Когда ветер переставал шуметь в ивняке и затихали птицы, замолкал и мальчишеский гомон. Все вскакивали, отряхивая песок с плавок, и всматривались в ровный, как стол, горизонт. Сначала на нем появлялся желтый оттенок, потом линия бесконечности исчезала из вида и становилась бурой.
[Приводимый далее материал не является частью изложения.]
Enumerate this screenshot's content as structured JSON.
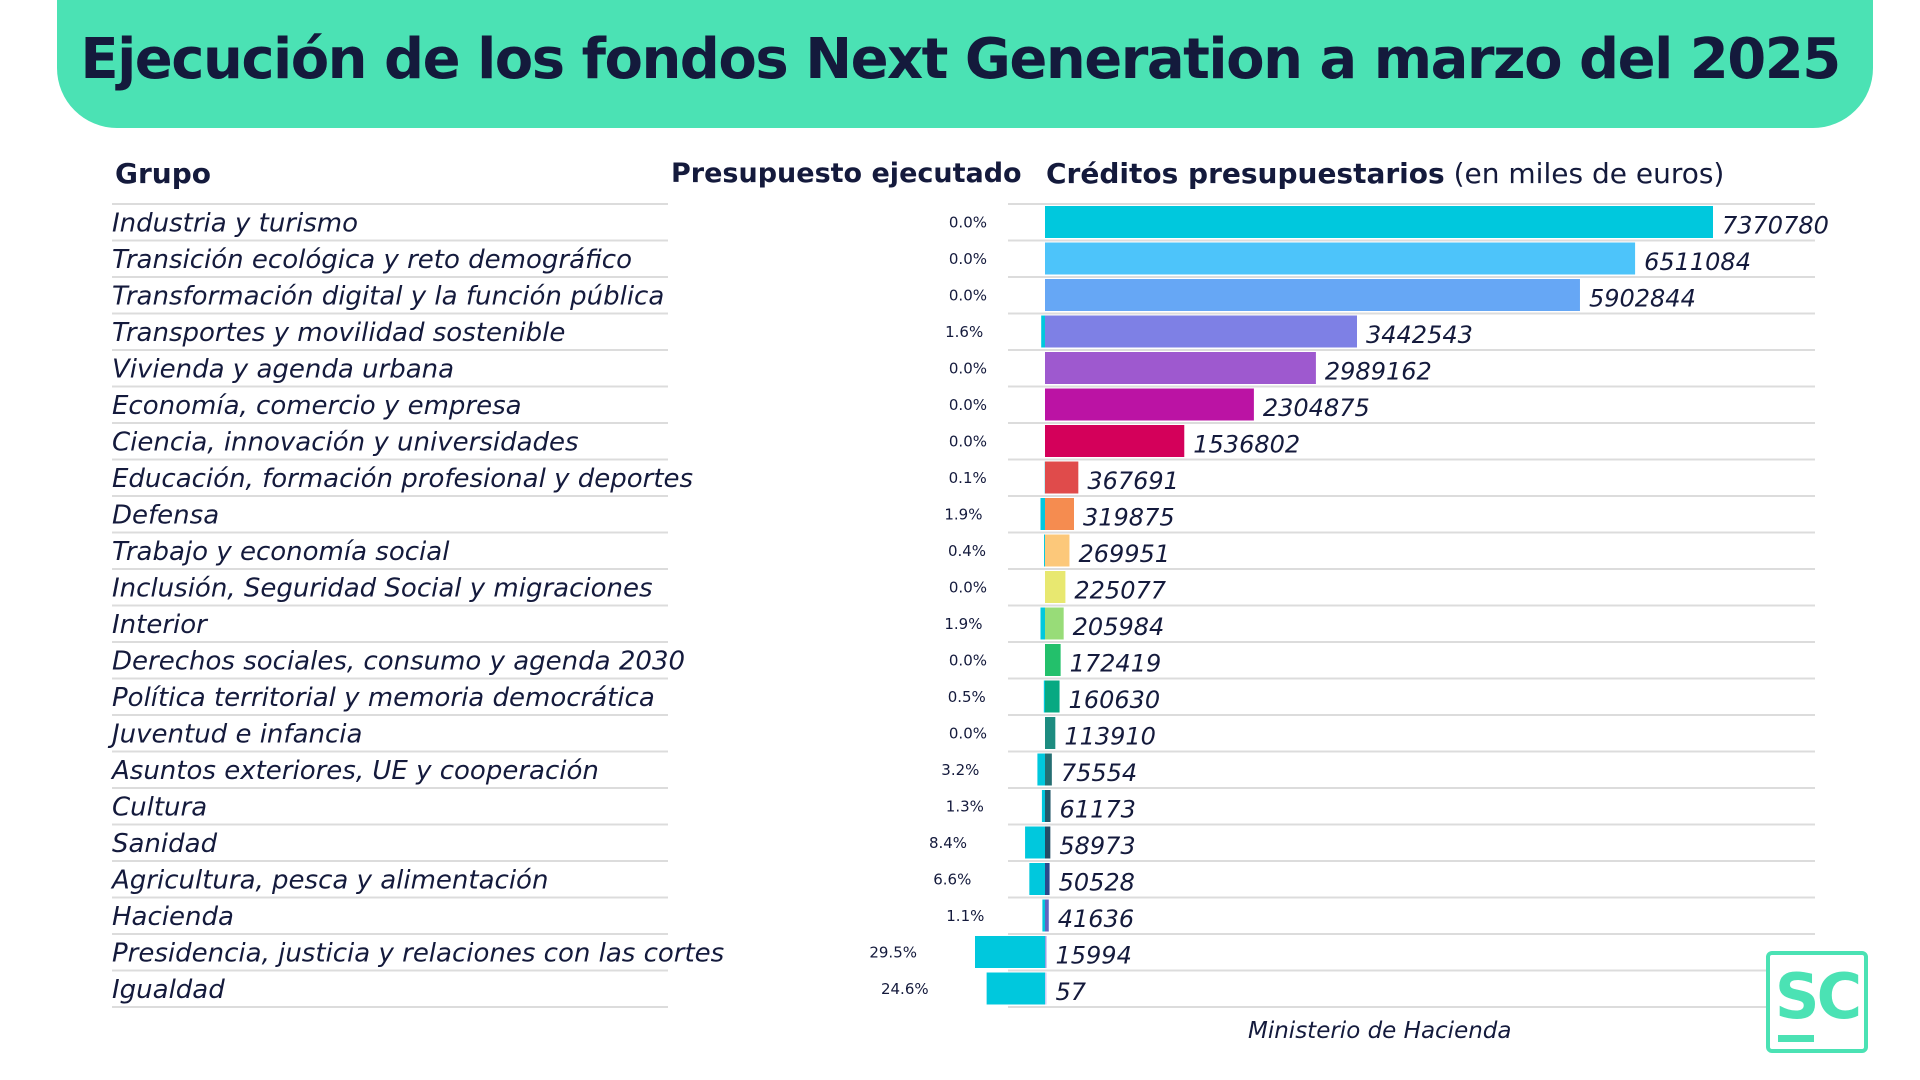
{
  "title": "Ejecución de los fondos Next Generation a marzo del 2025",
  "headers": {
    "group": "Grupo",
    "executed": "Presupuesto ejecutado",
    "credits_bold": "Créditos presupuestarios",
    "credits_light": "(en miles de euros)"
  },
  "source": "Ministerio de Hacienda",
  "logo_text": "SC",
  "colors": {
    "banner": "#4be2b4",
    "title_text": "#141a3c",
    "executed_bar": "#00c8dd",
    "grid": "#dcdcdc"
  },
  "chart_data": {
    "type": "bar",
    "categories": [
      "Industria y turismo",
      "Transición ecológica y reto demográfico",
      "Transformación digital y la función pública",
      "Transportes y movilidad sostenible",
      "Vivienda y agenda urbana",
      "Economía, comercio y empresa",
      "Ciencia, innovación y universidades",
      "Educación, formación profesional y deportes",
      "Defensa",
      "Trabajo y economía social",
      "Inclusión, Seguridad Social y migraciones",
      "Interior",
      "Derechos sociales, consumo y agenda 2030",
      "Política territorial y memoria democrática",
      "Juventud e infancia",
      "Asuntos exteriores, UE y cooperación",
      "Cultura",
      "Sanidad",
      "Agricultura, pesca y alimentación",
      "Hacienda",
      "Presidencia, justicia y relaciones con las cortes",
      "Igualdad"
    ],
    "series": [
      {
        "name": "Presupuesto ejecutado",
        "values": [
          0.0,
          0.0,
          0.0,
          1.6,
          0.0,
          0.0,
          0.0,
          0.1,
          1.9,
          0.4,
          0.0,
          1.9,
          0.0,
          0.5,
          0.0,
          3.2,
          1.3,
          8.4,
          6.6,
          1.1,
          29.5,
          24.6
        ],
        "labels": [
          "0.0%",
          "0.0%",
          "0.0%",
          "1.6%",
          "0.0%",
          "0.0%",
          "0.0%",
          "0.1%",
          "1.9%",
          "0.4%",
          "0.0%",
          "1.9%",
          "0.0%",
          "0.5%",
          "0.0%",
          "3.2%",
          "1.3%",
          "8.4%",
          "6.6%",
          "1.1%",
          "29.5%",
          "24.6%"
        ]
      },
      {
        "name": "Créditos presupuestarios",
        "values": [
          7370780,
          6511084,
          5902844,
          3442543,
          2989162,
          2304875,
          1536802,
          367691,
          319875,
          269951,
          225077,
          205984,
          172419,
          160630,
          113910,
          75554,
          61173,
          58973,
          50528,
          41636,
          15994,
          57
        ],
        "labels": [
          "7370780",
          "6511084",
          "5902844",
          "3442543",
          "2989162",
          "2304875",
          "1536802",
          "367691",
          "319875",
          "269951",
          "225077",
          "205984",
          "172419",
          "160630",
          "113910",
          "75554",
          "61173",
          "58973",
          "50528",
          "41636",
          "15994",
          "57"
        ],
        "colors": [
          "#00c8dd",
          "#4dc4fa",
          "#66a7f5",
          "#7e80e5",
          "#9e59cf",
          "#bb13a4",
          "#d4005a",
          "#e04b4b",
          "#f58c50",
          "#fcc87a",
          "#e8e870",
          "#98dc78",
          "#23c06b",
          "#07a982",
          "#1d8c80",
          "#256e72",
          "#24596a",
          "#234d66",
          "#2a4a8c",
          "#6065c0",
          "#9aa0e0",
          "#c9cef5"
        ]
      }
    ]
  }
}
Ильин переставал бессмысленно швырять камешки в лягушатник. Мантюся в такие моменты мгновенно вскакивал, открывал рот и таращил глаза. Только флегматичный Бек не обращал на перемены никакого внимания и глядел отрешенно вдаль своими азитскими глазами-щелками. Он был крепким, хорошо сложенным, с плоским и круглым, как луна, лицом. Да и сам был похож на луну. С каким-то холодным светом изнутри, а может, и врожденной грустью. Ильин и Мантюся были как братья-двойняшки: одинакового роста – метр с кепкой, похожие в поведении (отпетые хулиганы, от проделок которых с самого их детства стонала вся округа), оба кряжистые, будто стамеской вырубленные из дерева и плохо ошлифованные, только один чернявый, а другой белобрысо-выгоревший на солнце.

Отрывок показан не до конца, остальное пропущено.